Preface: I don't know how this post is going to pan out.
I still have more than 4 hours left for Saturday, so I'm good with NaBloPoMo yet.
I have been trying to alter my day/mind so that I would have something neat to write about. "Saturday Snapshots" was the goal but that went to the crap shoot.
Today, I am in a major funk. I feel void and empty and really rather dead inside. So many things and lives going on around me. Yet I am quiet. Not sure how to join conversations. Hell, conversations don't really happen around me. It's hard when I seem to avoid the world.
I have that exciting thing that is keeping me going (I promise to write about it soon, I just need to formulate my thoughts). But is it wrong that I feel like I'm the only one who is excited about it?

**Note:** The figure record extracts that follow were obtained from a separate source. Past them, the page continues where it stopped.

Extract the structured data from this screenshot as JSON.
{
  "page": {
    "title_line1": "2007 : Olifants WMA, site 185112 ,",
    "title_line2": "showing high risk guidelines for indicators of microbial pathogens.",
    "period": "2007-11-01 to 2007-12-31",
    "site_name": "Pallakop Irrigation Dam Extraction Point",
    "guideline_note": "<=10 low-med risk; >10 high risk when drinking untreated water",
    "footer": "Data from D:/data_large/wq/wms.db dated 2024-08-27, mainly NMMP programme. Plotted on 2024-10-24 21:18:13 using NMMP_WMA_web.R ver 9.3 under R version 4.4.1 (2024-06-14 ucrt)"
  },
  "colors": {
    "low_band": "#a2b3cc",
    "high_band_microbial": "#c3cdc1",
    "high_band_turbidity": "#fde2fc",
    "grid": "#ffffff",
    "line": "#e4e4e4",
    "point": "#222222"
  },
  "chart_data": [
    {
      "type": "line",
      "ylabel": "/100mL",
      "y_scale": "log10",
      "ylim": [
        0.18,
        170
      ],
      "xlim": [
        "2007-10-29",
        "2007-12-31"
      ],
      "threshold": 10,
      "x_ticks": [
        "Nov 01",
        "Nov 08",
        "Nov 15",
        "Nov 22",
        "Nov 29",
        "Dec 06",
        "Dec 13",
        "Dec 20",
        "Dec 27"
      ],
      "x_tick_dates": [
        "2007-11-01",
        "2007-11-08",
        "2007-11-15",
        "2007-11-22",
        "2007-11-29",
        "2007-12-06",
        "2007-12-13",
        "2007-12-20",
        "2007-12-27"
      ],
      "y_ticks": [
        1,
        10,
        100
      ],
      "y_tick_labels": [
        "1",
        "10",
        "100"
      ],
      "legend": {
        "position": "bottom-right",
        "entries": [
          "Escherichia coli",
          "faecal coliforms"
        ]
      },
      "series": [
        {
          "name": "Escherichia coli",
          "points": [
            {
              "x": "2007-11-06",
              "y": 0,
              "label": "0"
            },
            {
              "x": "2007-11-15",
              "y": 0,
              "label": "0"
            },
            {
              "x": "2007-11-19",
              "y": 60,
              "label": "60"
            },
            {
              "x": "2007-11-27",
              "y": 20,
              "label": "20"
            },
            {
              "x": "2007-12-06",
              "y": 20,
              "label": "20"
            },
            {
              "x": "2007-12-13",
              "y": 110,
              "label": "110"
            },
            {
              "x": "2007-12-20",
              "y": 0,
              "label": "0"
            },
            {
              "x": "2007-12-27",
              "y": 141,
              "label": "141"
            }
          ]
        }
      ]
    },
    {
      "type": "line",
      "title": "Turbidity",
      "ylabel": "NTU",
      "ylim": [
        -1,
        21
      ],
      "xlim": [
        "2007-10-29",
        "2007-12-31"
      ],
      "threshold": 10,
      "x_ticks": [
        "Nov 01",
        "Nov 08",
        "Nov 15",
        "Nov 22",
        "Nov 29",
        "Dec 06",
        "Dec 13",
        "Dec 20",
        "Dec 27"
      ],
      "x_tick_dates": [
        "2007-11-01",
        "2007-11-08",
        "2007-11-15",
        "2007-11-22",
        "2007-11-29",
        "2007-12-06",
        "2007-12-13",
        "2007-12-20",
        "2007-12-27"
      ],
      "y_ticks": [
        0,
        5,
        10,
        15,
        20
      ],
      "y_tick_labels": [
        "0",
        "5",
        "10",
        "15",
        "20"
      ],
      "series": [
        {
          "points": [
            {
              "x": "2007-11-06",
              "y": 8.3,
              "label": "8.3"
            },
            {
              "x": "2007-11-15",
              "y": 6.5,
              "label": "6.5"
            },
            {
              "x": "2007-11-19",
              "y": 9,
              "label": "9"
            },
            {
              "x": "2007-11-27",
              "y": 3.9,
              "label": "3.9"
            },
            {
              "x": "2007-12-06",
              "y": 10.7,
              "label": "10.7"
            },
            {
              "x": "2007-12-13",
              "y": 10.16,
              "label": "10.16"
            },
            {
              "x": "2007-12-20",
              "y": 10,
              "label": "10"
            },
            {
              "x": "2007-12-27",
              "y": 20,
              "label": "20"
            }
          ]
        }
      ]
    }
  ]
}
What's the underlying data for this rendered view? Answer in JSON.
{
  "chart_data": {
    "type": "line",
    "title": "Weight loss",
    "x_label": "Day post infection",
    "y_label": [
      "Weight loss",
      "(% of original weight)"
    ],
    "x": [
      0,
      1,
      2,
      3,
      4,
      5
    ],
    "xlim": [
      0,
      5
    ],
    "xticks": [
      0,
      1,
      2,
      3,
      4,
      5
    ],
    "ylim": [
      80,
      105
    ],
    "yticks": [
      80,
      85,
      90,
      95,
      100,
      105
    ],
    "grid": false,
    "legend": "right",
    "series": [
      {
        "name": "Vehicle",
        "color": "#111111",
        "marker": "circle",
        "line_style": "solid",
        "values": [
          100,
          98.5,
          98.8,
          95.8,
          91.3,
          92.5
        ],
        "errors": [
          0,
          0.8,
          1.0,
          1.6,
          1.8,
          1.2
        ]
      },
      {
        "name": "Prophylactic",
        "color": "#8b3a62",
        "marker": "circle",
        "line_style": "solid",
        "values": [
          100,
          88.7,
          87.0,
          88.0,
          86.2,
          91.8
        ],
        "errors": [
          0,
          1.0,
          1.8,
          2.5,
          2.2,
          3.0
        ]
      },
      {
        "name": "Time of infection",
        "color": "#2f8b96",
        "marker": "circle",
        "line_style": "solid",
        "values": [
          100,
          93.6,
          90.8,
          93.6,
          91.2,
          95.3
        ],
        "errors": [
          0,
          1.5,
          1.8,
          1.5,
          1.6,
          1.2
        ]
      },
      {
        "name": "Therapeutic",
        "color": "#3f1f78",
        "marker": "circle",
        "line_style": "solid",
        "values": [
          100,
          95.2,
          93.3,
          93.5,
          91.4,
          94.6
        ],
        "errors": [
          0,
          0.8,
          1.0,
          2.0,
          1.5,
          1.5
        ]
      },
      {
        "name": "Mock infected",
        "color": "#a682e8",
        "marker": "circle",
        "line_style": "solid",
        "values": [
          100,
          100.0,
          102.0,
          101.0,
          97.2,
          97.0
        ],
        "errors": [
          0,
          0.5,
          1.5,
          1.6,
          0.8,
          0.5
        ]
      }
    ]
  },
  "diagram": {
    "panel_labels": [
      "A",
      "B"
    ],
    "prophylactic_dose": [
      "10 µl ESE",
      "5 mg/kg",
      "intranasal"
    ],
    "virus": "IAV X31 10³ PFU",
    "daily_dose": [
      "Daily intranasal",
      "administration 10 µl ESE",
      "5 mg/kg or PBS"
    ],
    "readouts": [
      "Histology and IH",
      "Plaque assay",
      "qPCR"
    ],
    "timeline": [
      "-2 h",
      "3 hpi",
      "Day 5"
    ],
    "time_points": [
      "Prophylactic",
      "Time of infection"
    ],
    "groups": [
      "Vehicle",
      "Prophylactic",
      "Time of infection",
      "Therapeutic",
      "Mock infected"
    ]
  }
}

Where am I going with this?
I am tired of being so alone. Day in, day out. I talk to myself (and my dog). I wander around my house just staring at... nothing. I have put off going to the supermarket. It started with, "I really need some things, but I'll go tomorrow." Then it turned into, "maybe on the weekend." Then the weekend comes and goes and it's now the following weekend. I'm not kidding when I say my fridge is EMPTY. I had a couple cans of diet ginger ale, eggs and cheese. Oh and coffee cream. I'm not even joking. I almost took a picture but was afraid people might think I'm starving to death. So I went to the supermarket. I picked things up and put them back over and over again. I kept justifying that it was too expensive. Or that it would just end up in the compost heap. So when I left all I bought was $30 worth of groceries. I never cook any more. I don't even heat shit up. I eat corn out of a can and granola bars. I have no desire or craving for anything specific. I'm vegetarian and gluten-free and to be honest I'm just fucking sick of the grocery store.
I know, being alone and grocery shopping are not really connected but they are in my brain. It's no secret that I am heavily depressed and medicated. I've made that pretty public. This has been going on for a long time. I have come to use this blog as a way of avoiding the situation. I'm not avoiding right now. The loneliness amplifies those feelings. I don't care to eat when I am this way. I don't want to cook for one. Not just any "one" but me, the one who doesn't eat a whole lot to begin with. It's a waste of time. It's not my style. I love to cook for other people.
So there are no snapshots for today. Not even the huge field of black and white moo cows that I cycled by earlier was able to stop me. I hesitating for a second because I really wanted to take a picture of them. Then the inner miserable bitch came to the surface and said, "What's the fucking point." More like my inner Eeyore.